# c in equilibrium distribution function (units conversion question)

Hello All,

I’ve read the article in choosing the units in lattice Boltzmann simulations by Jonas Latt but there’s something still bugging me: According to the article, dt should be chosen to fullfill : dt ~ dx² . The lattice speed would then be c = dx/dt = 1/dx .

Now in other works e.g. Master thesis Goetz, the lattice speed is often chosen to be c=1 so it wouldn’t appear in the equilibrium distribution function
feq = warho(1 + 3eau/c² + 9/2*(ea*u)²/c^4 - 3/2 * u²/c²).

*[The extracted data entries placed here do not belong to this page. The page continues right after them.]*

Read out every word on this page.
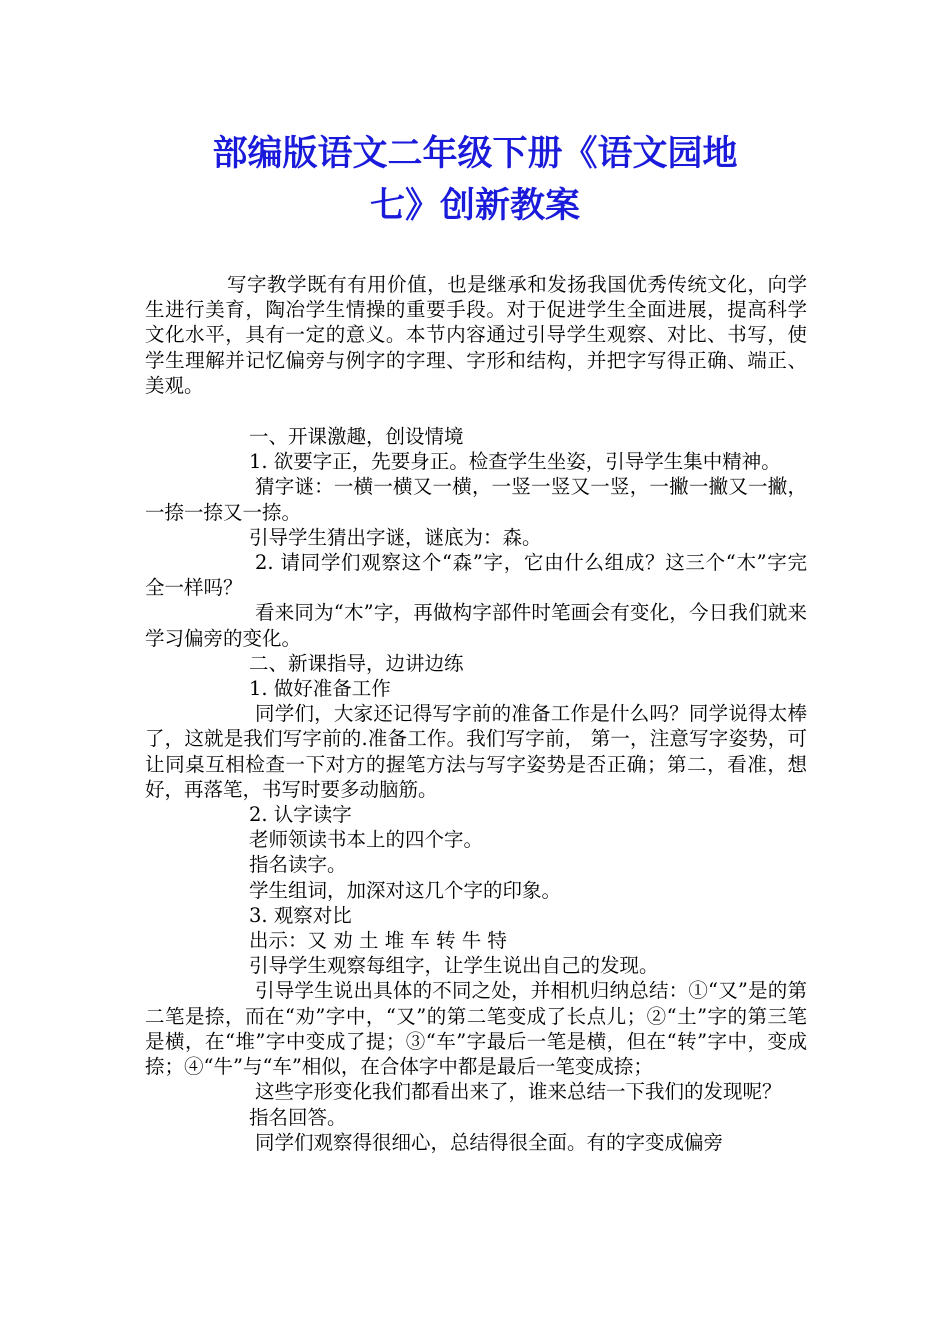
部编版语文二年级下册《语文园地
七》创新教案

写字教学既有有用价值，也是继承和发扬我国优秀传统文化，向学生进行美育，陶冶学生情操的重要手段。对于促进学生全面进展，提高科学文化水平，具有一定的意义。本节内容通过引导学生观察、对比、书写，使学生理解并记忆偏旁与例字的字理、字形和结构，并把字写得正确、端正、美观。

一、开课激趣，创设情境

1. 欲要字正，先要身正。检查学生坐姿，引导学生集中精神。

猜字谜：一横一横又一横，一竖一竖又一竖，一撇一撇又一撇，一捺一捺又一捺。

引导学生猜出字谜，谜底为：森。

2. 请同学们观察这个“森”字，它由什么组成？这三个“木”字完全一样吗？

看来同为“木”字，再做构字部件时笔画会有变化，今日我们就来学习偏旁的变化。

二、新课指导，边讲边练

1. 做好准备工作

同学们，大家还记得写字前的准备工作是什么吗？同学说得太棒了，这就是我们写字前的.准备工作。我们写字前， 第一，注意写字姿势，可让同桌互相检查一下对方的握笔方法与写字姿势是否正确；第二，看准，想好，再落笔，书写时要多动脑筋。

2. 认字读字

老师领读书本上的四个字。

指名读字。

学生组词，加深对这几个字的印象。

3. 观察对比

出示：又 劝 土 堆 车 转 牛 特

引导学生观察每组字，让学生说出自己的发现。

引导学生说出具体的不同之处，并相机归纳总结：①“又”是的第二笔是捺，而在“劝”字中，“又”的第二笔变成了长点儿；②“土”字的第三笔是横，在“堆”字中变成了提；③“车”字最后一笔是横，但在“转”字中，变成捺；④“牛”与“车”相似，在合体字中都是最后一笔变成捺；

这些字形变化我们都看出来了，谁来总结一下我们的发现呢？

指名回答。

同学们观察得很细心，总结得很全面。有的字变成偏旁
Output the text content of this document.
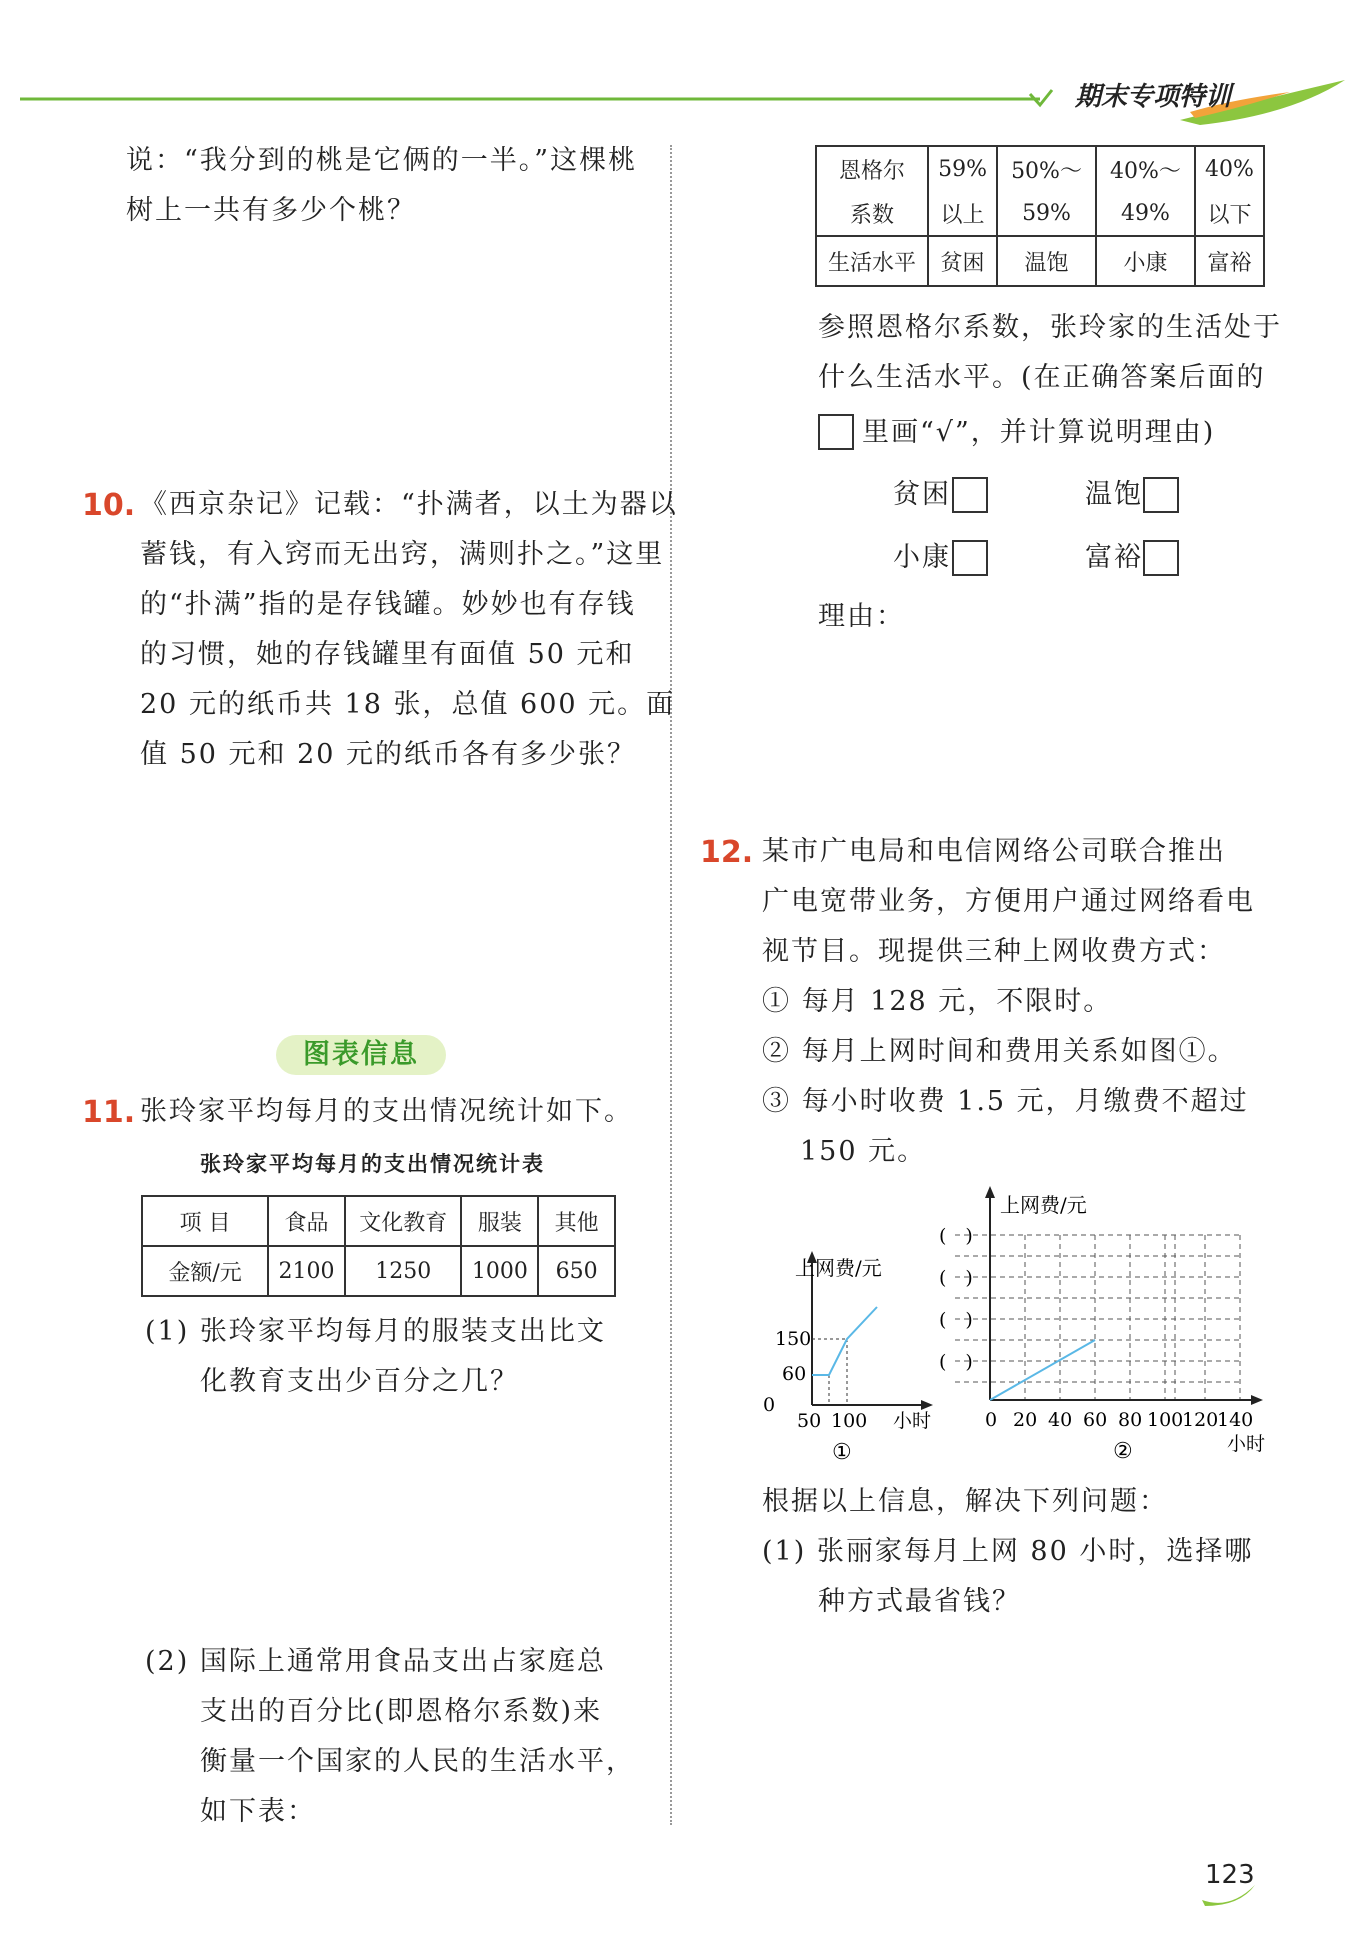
期末专项特训
说：“我分到的桃是它俩的一半。”这棵桃
树上一共有多少个桃？
10. 《西京杂记》记载：“扑满者，以土为器以
蓄钱，有入窍而无出窍，满则扑之。”这里
的“扑满”指的是存钱罐。妙妙也有存钱
的习惯，她的存钱罐里有面值 50 元和
20 元的纸币共 18 张，总值 600 元。面
值 50 元和 20 元的纸币各有多少张？
图表信息
11. 张玲家平均每月的支出情况统计如下。
张玲家平均每月的支出情况统计表
项 目	食品	文化教育	服装	其他
金额/元	2100	1250	1000	650
(1) 张玲家平均每月的服装支出比文
化教育支出少百分之几？
(2) 国际上通常用食品支出占家庭总
支出的百分比(即恩格尔系数)来
衡量一个国家的人民的生活水平，
如下表：
恩格尔	59%	50%～	40%～	40%
系数	以上	59%	49%	以下
生活水平	贫困	温饱	小康	富裕
参照恩格尔系数，张玲家的生活处于
什么生活水平。(在正确答案后面的
里画“√”，并计算说明理由)
贫困	温饱
小康	富裕
理由：
12. 某市广电局和电信网络公司联合推出
广电宽带业务，方便用户通过网络看电
视节目。现提供三种上网收费方式：
① 每月 128 元，不限时。
② 每月上网时间和费用关系如图①。
③ 每小时收费 1.5 元，月缴费不超过
150 元。
上网费/元
150
60
0
50 100 小时
①
上网费/元
(　)
(　)
(　)
(　)
0 20 40 60 80 100
120
140
小时
②
根据以上信息，解决下列问题：
(1) 张丽家每月上网 80 小时，选择哪
种方式最省钱？
123
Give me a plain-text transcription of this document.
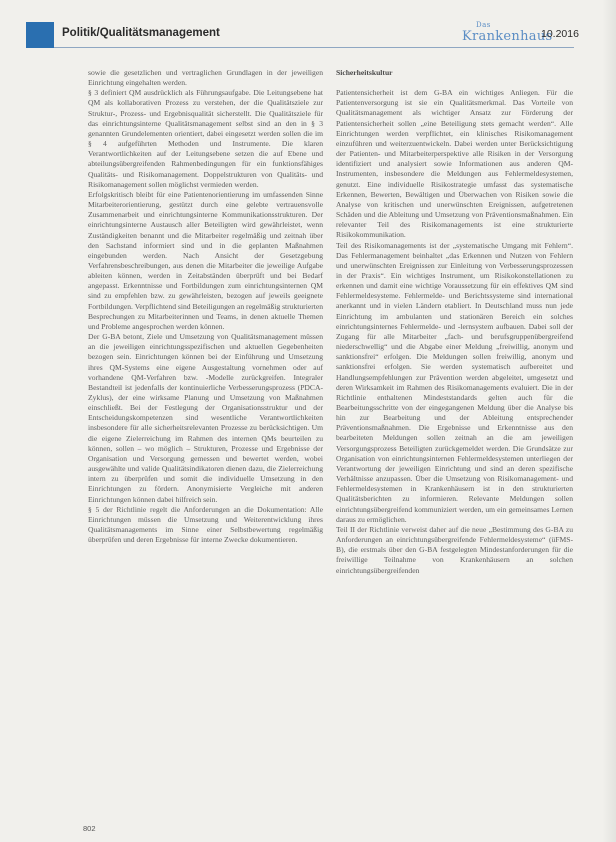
Politik/Qualitätsmanagement
Das
Krankenhaus
10.2016

sowie die gesetzlichen und vertraglichen Grundlagen in der jeweiligen Einrichtung eingehalten werden.

§ 3 definiert QM ausdrücklich als Führungsaufgabe. Die Leitungsebene hat QM als kollaborativen Prozess zu verstehen, der die Qualitätsziele zur Struktur-, Prozess- und Ergebnisqualität sicherstellt. Die Qualitätsziele für das einrichtungsinterne Qualitätsmanagement selbst sind an den in § 3 genannten Grundelementen orientiert, dabei eingesetzt werden sollen die im § 4 aufgeführten Methoden und Instrumente. Die klaren Verantwortlichkeiten auf der Leitungsebene setzen die auf Ebene und abteilungsübergreifenden Rahmenbedingungen für ein funktionsfähiges Qualitäts- und Risikomanagement. Doppelstrukturen von Qualitäts- und Risikomanagement sollen möglichst vermieden werden.

Erfolgskritisch bleibt für eine Patientenorientierung im umfassenden Sinne Mitarbeiterorientierung, gestützt durch eine gelebte vertrauensvolle Zusammenarbeit und einrichtungsinterne Kommunikationsstrukturen. Der einrichtungsinterne Austausch aller Beteiligten wird gewährleistet, wenn Zuständigkeiten benannt und die Mitarbeiter regelmäßig und zeitnah über den Sachstand informiert sind und in die geplanten Maßnahmen eingebunden werden. Nach Ansicht der Gesetzgebung Verfahrensbeschreibungen, aus denen die Mitarbeiter die jeweilige Aufgabe ableiten können, werden in Zeitabständen überprüft und bei Bedarf angepasst. Erkenntnisse und Fortbildungen zum einrichtungsinternen QM sind zu empfehlen bzw. zu gewährleisten, bezogen auf jeweils geeignete Fortbildungen. Verpflichtend sind Beteiligungen an regelmäßig strukturierten Besprechungen zu Mitarbeiterinnen und Teams, in denen aktuelle Themen und Probleme angesprochen werden können.

Der G-BA betont, Ziele und Umsetzung von Qualitätsmanagement müssen an die jeweiligen einrichtungsspezifischen und aktuellen Gegebenheiten bezogen sein. Einrichtungen können bei der Einführung und Umsetzung ihres QM-Systems eine eigene Ausgestaltung vornehmen oder auf vorhandene QM-Verfahren bzw. -Modelle zurückgreifen. Integraler Bestandteil ist jedenfalls der kontinuierliche Verbesserungsprozess (PDCA-Zyklus), der eine wirksame Planung und Umsetzung von Maßnahmen einschließt. Bei der Festlegung der Organisationsstruktur und der Entscheidungskompetenzen sind wesentliche Verantwortlichkeiten insbesondere für alle sicherheitsrelevanten Prozesse zu berücksichtigen. Um die eigene Zielerreichung im Rahmen des internen QMs beurteilen zu können, sollen – wo möglich – Strukturen, Prozesse und Ergebnisse der Organisation und Versorgung gemessen und bewertet werden, wobei ausgewählte und valide Qualitätsindikatoren dienen dazu, die Zielerreichung intern zu überprüfen und somit die individuelle Umsetzung in den Einrichtungen zu fördern. Anonymisierte Vergleiche mit anderen Einrichtungen können dabei hilfreich sein.

§ 5 der Richtlinie regelt die Anforderungen an die Dokumentation: Alle Einrichtungen müssen die Umsetzung und Weiterentwicklung ihres Qualitätsmanagements im Sinne einer Selbstbewertung regelmäßig überprüfen und deren Ergebnisse für interne Zwecke dokumentieren.

Sicherheitskultur

Patientensicherheit ist dem G-BA ein wichtiges Anliegen. Für die Patientenversorgung ist sie ein Qualitätsmerkmal. Das Vorteile von Qualitätsmanagement als wichtiger Ansatz zur Förderung der Patientensicherheit sollen „eine Beteiligung stets gemacht werden“. Alle Einrichtungen werden verpflichtet, ein klinisches Risikomanagement einzuführen und weiterzuentwickeln. Dabei werden unter Berücksichtigung der Patienten- und Mitarbeiterperspektive alle Risiken in der Versorgung identifiziert und analysiert sowie Informationen aus anderen QM-Instrumenten, insbesondere die Meldungen aus Fehlermeldesystemen, genutzt. Eine individuelle Risikostrategie umfasst das systematische Erkennen, Bewerten, Bewältigen und Überwachen von Risiken sowie die Analyse von kritischen und unerwünschten Ereignissen, aufgetretenen Schäden und die Ableitung und Umsetzung von Präventionsmaßnahmen. Ein relevanter Teil des Risikomanagements ist eine strukturierte Risikokommunikation.

Teil des Risikomanagements ist der „systematische Umgang mit Fehlern“. Das Fehlermanagement beinhaltet „das Erkennen und Nutzen von Fehlern und unerwünschten Ereignissen zur Einleitung von Verbesserungsprozessen in der Praxis“. Ein wichtiges Instrument, um Risikokonstellationen zu erkennen und damit eine wichtige Voraussetzung für ein effektives QM sind Fehlermeldesysteme. Fehlermelde- und Berichtssysteme sind international anerkannt und in vielen Ländern etabliert. In Deutschland muss nun jede Einrichtung im ambulanten und stationären Bereich ein solches einrichtungsinternes Fehlermelde- und -lernsystem aufbauen. Dabei soll der Zugang für alle Mitarbeiter „fach- und berufsgruppenübergreifend niederschwellig“ und die Abgabe einer Meldung „freiwillig, anonym und sanktionsfrei“ erfolgen. Die Meldungen sollen freiwillig, anonym und sanktionsfrei erfolgen. Sie werden systematisch aufbereitet und Handlungsempfehlungen zur Prävention werden abgeleitet, umgesetzt und deren Wirksamkeit im Rahmen des Risikomanagements evaluiert. Die in der Richtlinie enthaltenen Mindeststandards gelten auch für die Bearbeitungsschritte von der eingegangenen Meldung über die Analyse bis hin zur Bearbeitung und der Ableitung entsprechender Präventionsmaßnahmen. Die Ergebnisse und Erkenntnisse aus den bearbeiteten Meldungen sollen zeitnah an die am jeweiligen Versorgungsprozess Beteiligten zurückgemeldet werden. Die Grundsätze zur Organisation von einrichtungsinternen Fehlermeldesystemen unterliegen der Verantwortung der jeweiligen Einrichtung und sind an deren spezifische Verhältnisse anzupassen. Über die Umsetzung von Risikomanagement- und Fehlermeldesystemen in Krankenhäusern ist in den strukturierten Qualitätsberichten zu informieren. Relevante Meldungen sollen einrichtungsübergreifend kommuniziert werden, um ein gemeinsames Lernen daraus zu ermöglichen.

Teil II der Richtlinie verweist daher auf die neue „Bestimmung des G-BA zu Anforderungen an einrichtungsübergreifende Fehlermeldesysteme“ (üFMS-B), die erstmals über den G-BA festgelegten Mindestanforderungen für die freiwillige Teilnahme von Krankenhäusern an solchen einrichtungsübergreifenden

802
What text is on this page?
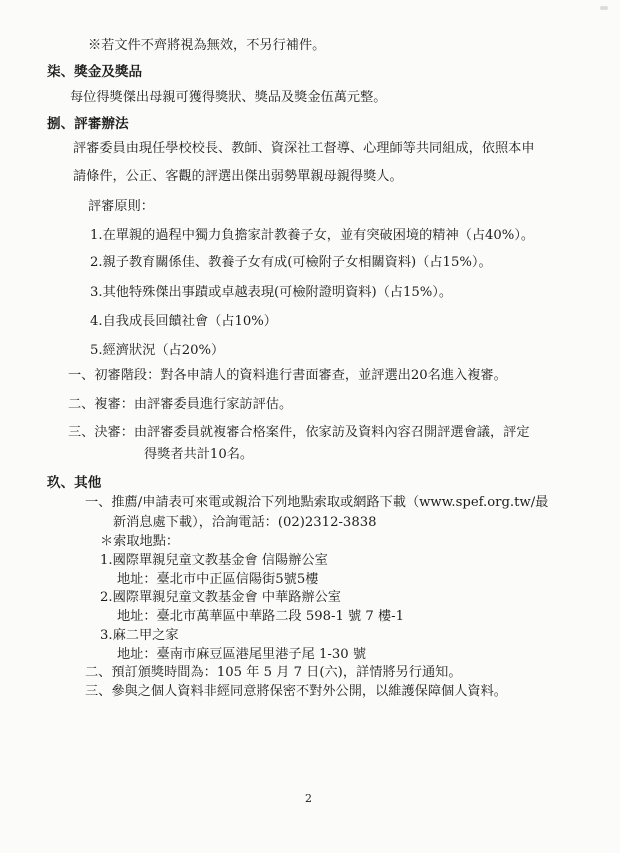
※若文件不齊將視為無效，不另行補件。
柒、獎金及獎品
每位得獎傑出母親可獲得獎狀、獎品及獎金伍萬元整。
捌、評審辦法
評審委員由現任學校校長、教師、資深社工督導、心理師等共同組成，依照本申
請條件，公正、客觀的評選出傑出弱勢單親母親得獎人。
評審原則：
1.在單親的過程中獨力負擔家計教養子女，並有突破困境的精神（占40%）。
2.親子教育關係佳、教養子女有成(可檢附子女相關資料)（占15%）。
3.其他特殊傑出事蹟或卓越表現(可檢附證明資料)（占15%）。
4.自我成長回饋社會（占10%）
5.經濟狀況（占20%）
一、初審階段：對各申請人的資料進行書面審查，並評選出20名進入複審。
二、複審：由評審委員進行家訪評估。
三、決審：由評審委員就複審合格案件，依家訪及資料內容召開評選會議，評定
得獎者共計10名。
玖、其他
一、推薦/申請表可來電或親洽下列地點索取或網路下載（www.spef.org.tw/最
新消息處下載），洽詢電話：(02)2312-3838
＊索取地點：
1.國際單親兒童文教基金會 信陽辦公室
地址：臺北市中正區信陽街5號5樓
2.國際單親兒童文教基金會 中華路辦公室
地址：臺北市萬華區中華路二段 598-1 號 7 樓-1
3.麻二甲之家
地址：臺南市麻豆區港尾里港子尾 1-30 號
二、預訂頒獎時間為：105 年 5 月 7 日(六)，詳情將另行通知。
三、參與之個人資料非經同意將保密不對外公開，以維護保障個人資料。
2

My question then would be, if we chose dt ~ dx² so that c is not 1, do we still have to incorporate the c in feq ?

Best regards,

Habib

In lieu of someone better qualified to answer your question I’d say yes, you have to. First, I didn’t find the c=1 trick in the masters thesis at first glance. However, such things are often used in physics just because it is possible (You can also define units such that all the fundamental constants - hbar and so on - become unity). However, a result such obtained would still have to be retransformed to be useful. Second, even if you want to use this trick, it doesn’t mean you cannot follow \delta x^2~\delta t. You have to proportionality factors to play with - \delta t/t_p and \delta x/x_p. Hence, if you choose \delta x to get c to unity, this just means you have to scale \delta t accordingly to keep the Mach error at bay. But, for all practical reasons, - screw c=1. Just calculate it and choose your units according to the physics of your system…

As I said, all my humble opinion only, those better informed please feel free to correct me.